There are lots of factors which can contribute to heart problems in later life: smoking, drinking alcohol, and a lack of exercise can all lead to an unhealthy heart, as can eating the wrong foods and becoming overweight. If you have been told that you might face problems with your heart later in life, or if there is a history of heart disease in your family, then it is never too early to start making changes to your lifestyle.
These changes don’t even have to cost you too much money; just make a few changes to your weekly shopping list at the grocery store and you can become heart-healthy. If you are worried that these fresher, healthier ingredients might cost you more than normal, look out for a promo code in food magazines that promote healthy living.
Fruit and Vegetables
Current advice is that everyone should try and eat at least five portions of fresh fruit and vegetables every day. This isn’t always easy to manage, but there are ways to pack extra vegetables into some of your favorite meals and snacks. Making soup at home is an easy way to eat two or three portions of vegetables in just one meal, or you can add chopped up carrots and mushrooms to pasta sauce — also a good way of getting a fussy child to eat veggies without them even knowing it. Smoothies are an excellent way of eating two or three different types of fruit and can work as a healthy and nutritious breakfast; try not to buy pre-blended smoothies from the grocery store, though, as they often have extra sugar and are not as healthy as smoothies freshly made at home.
Good Fats and Bad Fats
Your first instinct when coming up with a heart-healthy diet might be to cut out fats altogether, but that could end up doing more harm than good. After all, a lot of our energy comes from fats, and if you are planning on starting an exercise regimen then you will need the right kind of food to fuel your new active lifestyle. There are good fats and there are bad fats; while it is right to cut bad fats out of your diet, you need some of the good fats to give you the energy you need to take exercise or even just get through the day.

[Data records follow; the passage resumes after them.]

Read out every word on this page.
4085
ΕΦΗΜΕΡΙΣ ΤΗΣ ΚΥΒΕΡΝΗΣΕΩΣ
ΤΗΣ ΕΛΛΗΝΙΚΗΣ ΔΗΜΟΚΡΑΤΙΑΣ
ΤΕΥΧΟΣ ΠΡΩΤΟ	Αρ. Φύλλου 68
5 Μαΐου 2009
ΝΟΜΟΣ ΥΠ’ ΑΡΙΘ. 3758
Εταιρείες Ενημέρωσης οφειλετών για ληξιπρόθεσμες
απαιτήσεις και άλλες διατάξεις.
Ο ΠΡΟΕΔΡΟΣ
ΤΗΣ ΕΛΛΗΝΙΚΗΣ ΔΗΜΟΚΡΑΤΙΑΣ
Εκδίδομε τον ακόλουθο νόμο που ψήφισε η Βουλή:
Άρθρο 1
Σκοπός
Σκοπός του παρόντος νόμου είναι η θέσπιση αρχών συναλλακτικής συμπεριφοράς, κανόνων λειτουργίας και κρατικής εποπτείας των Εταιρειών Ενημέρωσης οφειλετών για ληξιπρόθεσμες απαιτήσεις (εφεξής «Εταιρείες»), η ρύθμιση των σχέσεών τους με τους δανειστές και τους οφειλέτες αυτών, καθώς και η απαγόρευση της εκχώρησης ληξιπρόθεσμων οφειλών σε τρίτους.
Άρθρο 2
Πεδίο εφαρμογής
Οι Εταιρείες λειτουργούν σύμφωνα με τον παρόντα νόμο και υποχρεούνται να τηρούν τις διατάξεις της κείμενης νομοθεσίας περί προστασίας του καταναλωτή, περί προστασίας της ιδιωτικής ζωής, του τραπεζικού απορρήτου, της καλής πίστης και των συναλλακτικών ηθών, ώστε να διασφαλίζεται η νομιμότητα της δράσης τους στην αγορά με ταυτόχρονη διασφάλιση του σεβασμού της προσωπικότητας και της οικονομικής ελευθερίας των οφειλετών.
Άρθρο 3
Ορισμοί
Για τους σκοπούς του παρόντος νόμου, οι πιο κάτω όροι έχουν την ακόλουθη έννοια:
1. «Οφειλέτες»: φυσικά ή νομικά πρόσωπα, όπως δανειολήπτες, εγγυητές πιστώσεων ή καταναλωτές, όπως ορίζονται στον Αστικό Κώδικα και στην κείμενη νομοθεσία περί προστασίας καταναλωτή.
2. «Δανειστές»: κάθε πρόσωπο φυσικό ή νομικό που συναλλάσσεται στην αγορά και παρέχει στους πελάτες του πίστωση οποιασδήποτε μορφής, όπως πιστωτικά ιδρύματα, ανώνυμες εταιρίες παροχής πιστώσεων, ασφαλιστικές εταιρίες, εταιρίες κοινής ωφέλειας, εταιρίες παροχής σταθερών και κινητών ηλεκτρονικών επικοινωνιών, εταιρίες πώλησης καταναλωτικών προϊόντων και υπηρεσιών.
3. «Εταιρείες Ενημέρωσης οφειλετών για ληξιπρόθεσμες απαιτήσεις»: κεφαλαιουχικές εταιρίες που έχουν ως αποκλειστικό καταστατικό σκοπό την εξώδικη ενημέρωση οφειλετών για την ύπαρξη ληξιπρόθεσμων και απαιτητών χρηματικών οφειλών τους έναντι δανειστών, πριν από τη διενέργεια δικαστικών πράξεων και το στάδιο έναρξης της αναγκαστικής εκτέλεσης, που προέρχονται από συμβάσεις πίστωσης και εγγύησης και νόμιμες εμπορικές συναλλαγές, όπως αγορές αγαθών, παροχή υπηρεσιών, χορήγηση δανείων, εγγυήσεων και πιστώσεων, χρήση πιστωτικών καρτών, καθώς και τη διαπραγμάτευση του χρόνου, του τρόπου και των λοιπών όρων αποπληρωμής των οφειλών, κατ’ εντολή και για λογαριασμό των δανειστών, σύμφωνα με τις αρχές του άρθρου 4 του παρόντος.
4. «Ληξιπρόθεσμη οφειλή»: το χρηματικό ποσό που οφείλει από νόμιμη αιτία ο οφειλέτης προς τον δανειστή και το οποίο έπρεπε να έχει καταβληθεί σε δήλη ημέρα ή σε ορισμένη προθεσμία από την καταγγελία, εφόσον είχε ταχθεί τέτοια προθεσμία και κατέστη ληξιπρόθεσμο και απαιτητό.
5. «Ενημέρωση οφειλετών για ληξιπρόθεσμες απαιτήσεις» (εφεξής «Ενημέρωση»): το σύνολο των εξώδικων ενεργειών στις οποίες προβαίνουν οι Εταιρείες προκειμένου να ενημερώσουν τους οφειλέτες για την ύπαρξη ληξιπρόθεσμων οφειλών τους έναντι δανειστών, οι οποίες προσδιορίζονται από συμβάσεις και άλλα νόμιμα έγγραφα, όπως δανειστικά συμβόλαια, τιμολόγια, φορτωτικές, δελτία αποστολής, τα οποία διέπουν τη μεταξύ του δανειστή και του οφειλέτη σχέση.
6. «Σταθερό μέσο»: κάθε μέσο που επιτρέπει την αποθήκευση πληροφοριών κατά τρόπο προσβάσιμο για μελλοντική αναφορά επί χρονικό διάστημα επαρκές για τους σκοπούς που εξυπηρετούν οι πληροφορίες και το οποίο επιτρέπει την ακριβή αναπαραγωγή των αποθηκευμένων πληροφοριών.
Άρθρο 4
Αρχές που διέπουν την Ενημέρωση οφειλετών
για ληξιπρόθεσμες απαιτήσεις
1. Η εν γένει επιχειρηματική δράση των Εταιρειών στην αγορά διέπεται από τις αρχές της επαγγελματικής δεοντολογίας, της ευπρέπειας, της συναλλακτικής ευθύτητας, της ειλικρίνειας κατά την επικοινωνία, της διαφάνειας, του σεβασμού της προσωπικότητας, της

Instead of saturated fats, you should try and eat foods which are high in mono and polyunsaturated fats, such as olive oil, cashew nuts, avocado, sunflower seeds and oily fish.
Mind Your Salt Intake
Too much salt in the diet can lead to high blood pressure, which is itself a major contributing factor in the development of heart disease. Lots of processed foods and ready meals are high in salt, so you should try and avoid those in favor of home-cooked meals; you can control your salt intake much better when you are eating meals you have cooked from scratch yourself. You can also buy low-sodium salt for your home, either to add to your cooking or to flavor meals; this is less damaging to your health while still adding a little extra to your food.
Stick to Your Alcohol Limits
Alcohol can also cause problems if you are at risk of heart disease. While you do not need to cut out alcohol altogether unless you have other health problems that would be affected by alcohol intake, you should stick well within the recommended limits. These guidelines are different for men and for women, so make sure you are aware of your limits and aim to stick well below them. After all, they are supposed to be maximum alcohol limits, not a target for your weekly consumption.
These are simple steps that you can take if you want to keep your heart healthier for longer; these are not dramatic or expensive changes, but you can easily find a promo code for certain brands of olive oil, sunflower oil or other useful products for your pantry and refrigerator if you look in food magazines or publications from your local grocery store.